For each time and state, keep only the probability of the best path ending there. This works because of the first-order Markov property.

Trellis Variables

δj(t) = max1≤i≤N [δi(t-1) aij bj(Ot)]

δj(t) is the probability of the best path that ends in state sj at time t.

ψj(t) = argmax1≤i≤N [δi(t-1) aij bj(Ot)]

ψj(t) stores the backpointer: which previous state gave that optimum.

Algorithm

  1. Initialise first column from start probabilities and first emissions.
  2. Recurrence fill the trellis left to right using δ and ψ.
  3. Terminate by choosing the best final state.
  4. Backtrace through ψ to recover the best hidden path.

Complexity

For a first-order HMM, Viterbi runs in O(N^2 T), a huge improvement over brute force.

You must keep the best path for every state at every time, not just the globally best state at each time. A locally second-best state can later become part of the globally best sequence.

Metrics Cheat Sheet

Accuracy

Accuracy = correct / total

Good when classes are balanced and all errors matter roughly equally.

Precision and Recall

Useful when one class is the real focus, or class balance is skewed.

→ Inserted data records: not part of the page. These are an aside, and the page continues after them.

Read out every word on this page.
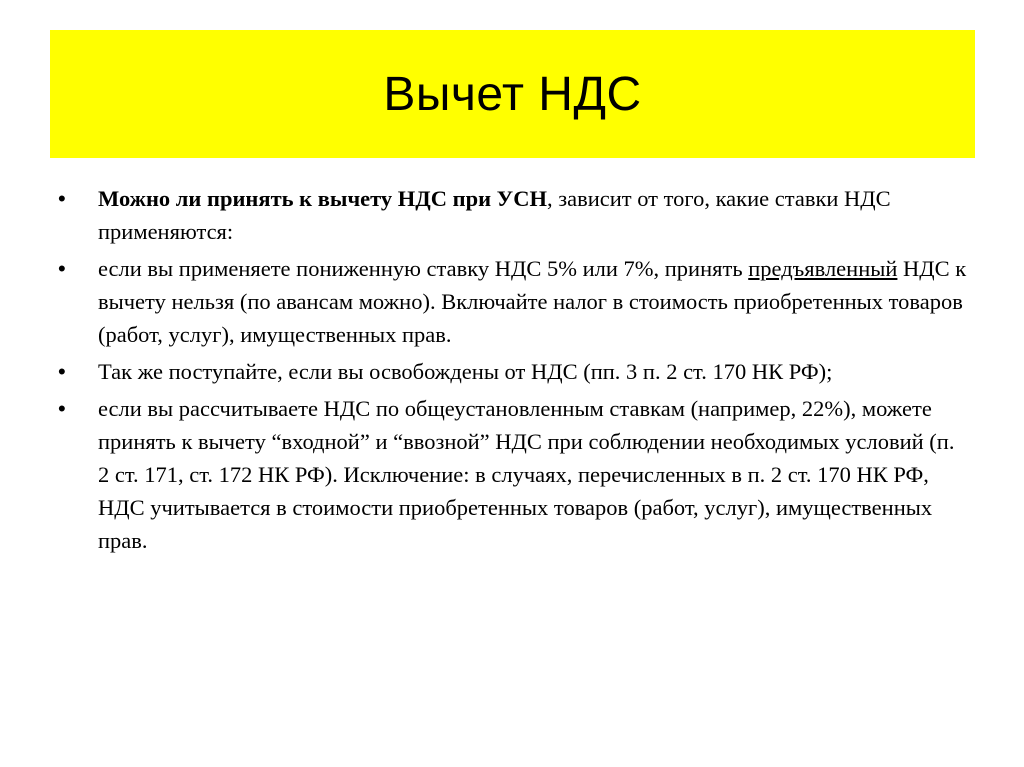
Вычет НДС
• Можно ли принять к вычету НДС при УСН, зависит от того, какие ставки НДС применяются:
• если вы применяете пониженную ставку НДС 5% или 7%, принять предъявленный НДС к вычету нельзя (по авансам можно). Включайте налог в стоимость приобретенных товаров (работ, услуг), имущественных прав.
• Так же поступайте, если вы освобождены от НДС (пп. 3 п. 2 ст. 170 НК РФ);
• если вы рассчитываете НДС по общеустановленным ставкам (например, 22%), можете принять к вычету “входной” и “ввозной” НДС при соблюдении необходимых условий (п. 2 ст. 171, ст. 172 НК РФ). Исключение: в случаях, перечисленных в п. 2 ст. 170 НК РФ, НДС учитывается в стоимости приобретенных товаров (работ, услуг), имущественных прав.
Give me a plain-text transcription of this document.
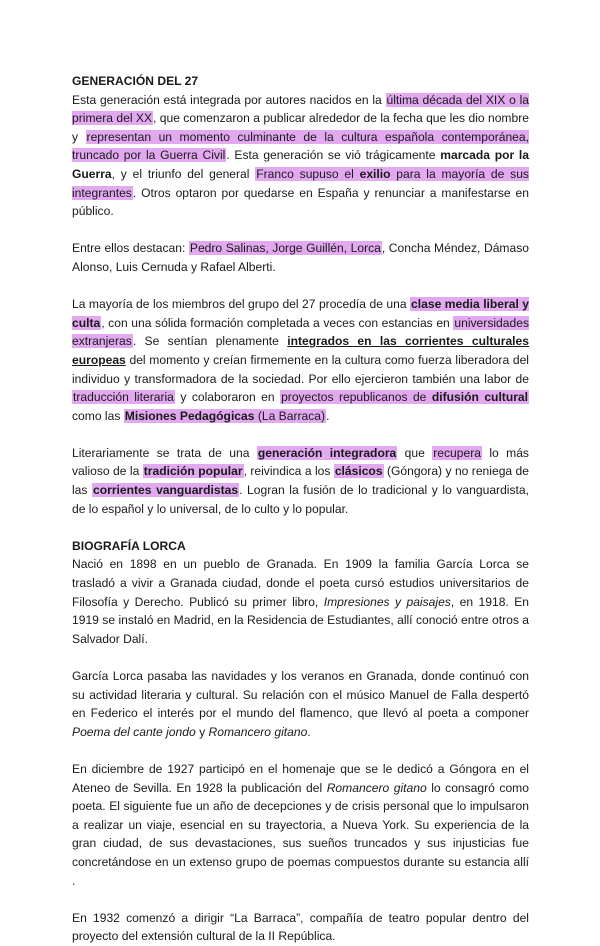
GENERACIÓN DEL 27

Esta generación está integrada por autores nacidos en la última década del XIX o la primera del XX, que comenzaron a publicar alrededor de la fecha que les dio nombre y representan un momento culminante de la cultura española contemporánea, truncado por la Guerra Civil. Esta generación se vió trágicamente marcada por la Guerra, y el triunfo del general Franco supuso el exilio para la mayoría de sus integrantes. Otros optaron por quedarse en España y renunciar a manifestarse en público.

Entre ellos destacan: Pedro Salinas, Jorge Guillén, Lorca, Concha Méndez, Dámaso Alonso, Luis Cernuda y Rafael Alberti.

La mayoría de los miembros del grupo del 27 procedía de una clase media liberal y culta, con una sólida formación completada a veces con estancias en universidades extranjeras. Se sentían plenamente integrados en las corrientes culturales europeas del momento y creían firmemente en la cultura como fuerza liberadora del individuo y transformadora de la sociedad. Por ello ejercieron también una labor de traducción literaria y colaboraron en proyectos republicanos de difusión cultural como las Misiones Pedagógicas (La Barraca).

Literariamente se trata de una generación integradora que recupera lo más valioso de la tradición popular, reivindica a los clásicos (Góngora) y no reniega de las corrientes vanguardistas. Logran la fusión de lo tradicional y lo vanguardista, de lo español y lo universal, de lo culto y lo popular.

BIOGRAFÍA LORCA

Nació en 1898 en un pueblo de Granada. En 1909 la familia García Lorca se trasladó a vivir a Granada ciudad, donde el poeta cursó estudios universitarios de Filosofía y Derecho. Publicó su primer libro, Impresiones y paisajes, en 1918. En 1919 se instaló en Madrid, en la Residencia de Estudiantes, allí conoció entre otros a Salvador Dalí.

García Lorca pasaba las navidades y los veranos en Granada, donde continuó con su actividad literaria y cultural. Su relación con el músico Manuel de Falla despertó en Federico el interés por el mundo del flamenco, que llevó al poeta a componer Poema del cante jondo y Romancero gitano.

En diciembre de 1927 participó en el homenaje que se le dedicó a Góngora en el Ateneo de Sevilla. En 1928 la publicación del Romancero gitano lo consagró como poeta. El siguiente fue un año de decepciones y de crisis personal que lo impulsaron a realizar un viaje, esencial en su trayectoria, a Nueva York. Su experiencia de la gran ciudad, de sus devastaciones, sus sueños truncados y sus injusticias fue concretándose en un extenso grupo de poemas compuestos durante su estancia allí .

En 1932 comenzó a dirigir “La Barraca”, compañía de teatro popular dentro del proyecto del extensión cultural de la II República.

Precision = TP / (TP + FP)
Recall    = TP / (TP + FN)
F1        = 2PR / (P + R)

In the HMM dice task, the lectures emphasise measuring these for the interesting class L rather than relying only on accuracy.

When To Prefer What

MetricBest Use
AccuracyBalanced tasks with comparable error costs.
PrecisionFalse positives are costly.
RecallFalse negatives are costly.
F1Need a single score balancing precision and recall.
KappaAgreement among multiple human annotators.

What To Say In Answers

For classification questions

  • Define features, classes, and the independence assumption explicitly.
  • State why smoothing is needed using Zipf and Heaps, not just “because unseen words exist”.
  • Separate training, validation, and test roles clearly.
  • Never equate higher score with proven superiority unless significance is addressed.

For network questions

  • Distinguish degree from centrality.
  • Explain that betweenness counts shortest-path dependence, not generic “importance”.
  • For diameter on unweighted graphs, mention BFS-based shortest paths.
  • For community splitting, connect edge betweenness to sparse inter-cluster links.

For HMM questions

  • State the two assumptions: first-order transitions and output independence.
  • Distinguish hidden states from observations.
  • Say exactly what A and B represent.
  • For Viterbi, mention trellis, recurrence, backpointers, and O(N^2 T) complexity.
The course rewards methodological precision. A short answer that names the right assumptions, data split discipline, and evaluation logic is usually stronger than a longer vague one.